Они спустились в подземелье. Оружейник шел впереди.

Запах сырости и смерти ударил им в ноздри. Инсур остановился.

Город отдаленно шумел над их головами. До самого рассвета не затихал шум на людных улицах Дели, — на улице Водоносов и улице Оружейников, улице Ковровщиц и улице Кузнецов. Красные куртки пехотинцев и голубые конных соваров пестрели в переулках и на площадях. Крестьяне стали табором на Конном Базаре. В домах богатых купцов притихли, стало шумно на площадях.

Повстанцы стекались в крепость со всех концов Верхней Индии. «Дели, наш Дели!» — Это имя повторяли, как призыв. Древняя столица первая подняла знамя большого восстания, и теперь оно охватывало всё новые и новые области. Сюда стремились райоты из восставших деревень, сипаи из дальних и ближних военных станций.
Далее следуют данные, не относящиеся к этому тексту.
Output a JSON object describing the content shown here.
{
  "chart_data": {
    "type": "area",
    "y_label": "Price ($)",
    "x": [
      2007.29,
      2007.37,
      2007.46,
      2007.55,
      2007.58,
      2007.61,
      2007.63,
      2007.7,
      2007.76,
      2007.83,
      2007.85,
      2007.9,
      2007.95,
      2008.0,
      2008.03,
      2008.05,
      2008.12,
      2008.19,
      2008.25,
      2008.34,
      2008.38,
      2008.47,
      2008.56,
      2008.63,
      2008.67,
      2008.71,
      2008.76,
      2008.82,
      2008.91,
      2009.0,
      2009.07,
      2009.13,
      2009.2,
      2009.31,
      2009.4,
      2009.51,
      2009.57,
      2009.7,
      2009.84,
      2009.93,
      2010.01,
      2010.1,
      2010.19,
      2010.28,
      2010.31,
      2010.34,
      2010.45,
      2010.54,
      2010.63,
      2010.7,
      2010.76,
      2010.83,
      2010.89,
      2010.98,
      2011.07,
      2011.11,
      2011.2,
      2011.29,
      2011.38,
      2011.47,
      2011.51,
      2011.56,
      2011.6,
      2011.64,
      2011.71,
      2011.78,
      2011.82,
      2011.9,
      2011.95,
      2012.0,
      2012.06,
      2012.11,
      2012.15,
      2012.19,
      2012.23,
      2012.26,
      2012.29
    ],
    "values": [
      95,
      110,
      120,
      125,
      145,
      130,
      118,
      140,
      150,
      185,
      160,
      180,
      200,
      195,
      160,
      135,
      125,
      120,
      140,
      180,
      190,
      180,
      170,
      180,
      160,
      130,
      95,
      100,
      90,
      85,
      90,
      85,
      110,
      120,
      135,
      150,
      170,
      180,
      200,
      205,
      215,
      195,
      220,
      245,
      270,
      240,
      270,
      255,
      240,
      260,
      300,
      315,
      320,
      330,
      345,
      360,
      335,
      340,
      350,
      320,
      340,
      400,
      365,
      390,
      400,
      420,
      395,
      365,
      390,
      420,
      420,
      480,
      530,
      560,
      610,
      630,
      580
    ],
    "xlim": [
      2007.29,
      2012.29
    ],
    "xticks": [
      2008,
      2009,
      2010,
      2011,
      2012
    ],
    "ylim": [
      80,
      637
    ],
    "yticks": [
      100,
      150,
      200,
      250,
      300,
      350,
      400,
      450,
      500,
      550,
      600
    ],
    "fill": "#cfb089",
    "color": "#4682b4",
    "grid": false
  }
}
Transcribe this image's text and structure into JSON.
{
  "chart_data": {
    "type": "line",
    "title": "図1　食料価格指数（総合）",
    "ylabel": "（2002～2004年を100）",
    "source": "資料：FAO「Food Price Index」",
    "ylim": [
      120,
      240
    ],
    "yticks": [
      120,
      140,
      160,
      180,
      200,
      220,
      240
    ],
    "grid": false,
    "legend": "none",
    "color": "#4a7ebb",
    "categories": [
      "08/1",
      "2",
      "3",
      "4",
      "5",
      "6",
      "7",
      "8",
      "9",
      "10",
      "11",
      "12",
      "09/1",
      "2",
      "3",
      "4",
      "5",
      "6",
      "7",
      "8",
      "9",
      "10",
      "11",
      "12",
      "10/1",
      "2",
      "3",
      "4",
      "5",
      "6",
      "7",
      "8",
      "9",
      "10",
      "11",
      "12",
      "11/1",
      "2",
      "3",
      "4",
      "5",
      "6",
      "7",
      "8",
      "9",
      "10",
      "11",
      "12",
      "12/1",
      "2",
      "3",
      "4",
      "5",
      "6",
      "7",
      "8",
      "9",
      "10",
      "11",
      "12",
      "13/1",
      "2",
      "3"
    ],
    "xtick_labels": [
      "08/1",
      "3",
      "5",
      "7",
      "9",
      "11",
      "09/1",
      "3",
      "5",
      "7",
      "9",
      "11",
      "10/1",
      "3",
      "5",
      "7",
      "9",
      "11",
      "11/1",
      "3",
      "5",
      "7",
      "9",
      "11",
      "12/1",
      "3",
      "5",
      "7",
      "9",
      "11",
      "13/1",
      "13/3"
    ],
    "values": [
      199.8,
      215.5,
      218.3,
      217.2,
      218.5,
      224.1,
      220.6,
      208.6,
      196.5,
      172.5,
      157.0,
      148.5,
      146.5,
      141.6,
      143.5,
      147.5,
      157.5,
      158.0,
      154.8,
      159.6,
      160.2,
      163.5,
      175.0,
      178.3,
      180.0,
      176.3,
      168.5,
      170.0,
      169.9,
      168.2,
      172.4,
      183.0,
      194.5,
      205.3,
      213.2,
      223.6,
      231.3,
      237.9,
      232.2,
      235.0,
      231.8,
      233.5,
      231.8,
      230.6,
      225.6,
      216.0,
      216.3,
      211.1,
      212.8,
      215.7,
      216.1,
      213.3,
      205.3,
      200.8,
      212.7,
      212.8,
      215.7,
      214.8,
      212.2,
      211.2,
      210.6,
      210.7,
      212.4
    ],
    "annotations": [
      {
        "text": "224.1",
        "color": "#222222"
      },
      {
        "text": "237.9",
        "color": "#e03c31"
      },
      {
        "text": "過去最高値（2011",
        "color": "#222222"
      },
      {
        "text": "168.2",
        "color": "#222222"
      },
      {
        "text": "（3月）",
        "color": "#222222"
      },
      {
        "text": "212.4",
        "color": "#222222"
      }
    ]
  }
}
По плавучему мосту через Джамну тряслись крестьянские повозки, в полном боевом порядке проходили полки. Иной раз целая военная станция, поднявшись в одну ночь, выходила в поход и прибывала в Дели.

На Серебряном Базаре до поздней ночи не гасили огней, сипайская вольница шумела, располагаясь на ночлег.

«Держаться старых знамен, каждый сипай при своей части!» — выбросили лозунг повстанцы. На базаре так и расположились: восточный угол — Девятый полк, южный — Тридцать седьмой.

Все различия рангов были уничтожены. «Каждый, кто обнажил меч в этой священной войне, достоин равной славы!» — объявили сипаи.

Серьезная опасность грозила повстанцам Дели. Инсур знал это лучше, чем кто-либо другой: в крепости было слишком мало пороха и снарядов. Пушки на стенах Дели каждый день грозили замолчать из-за недостатка ядер и бомб. Запасы пороху и боевого снаряжения решали сейчас судьбу восстания.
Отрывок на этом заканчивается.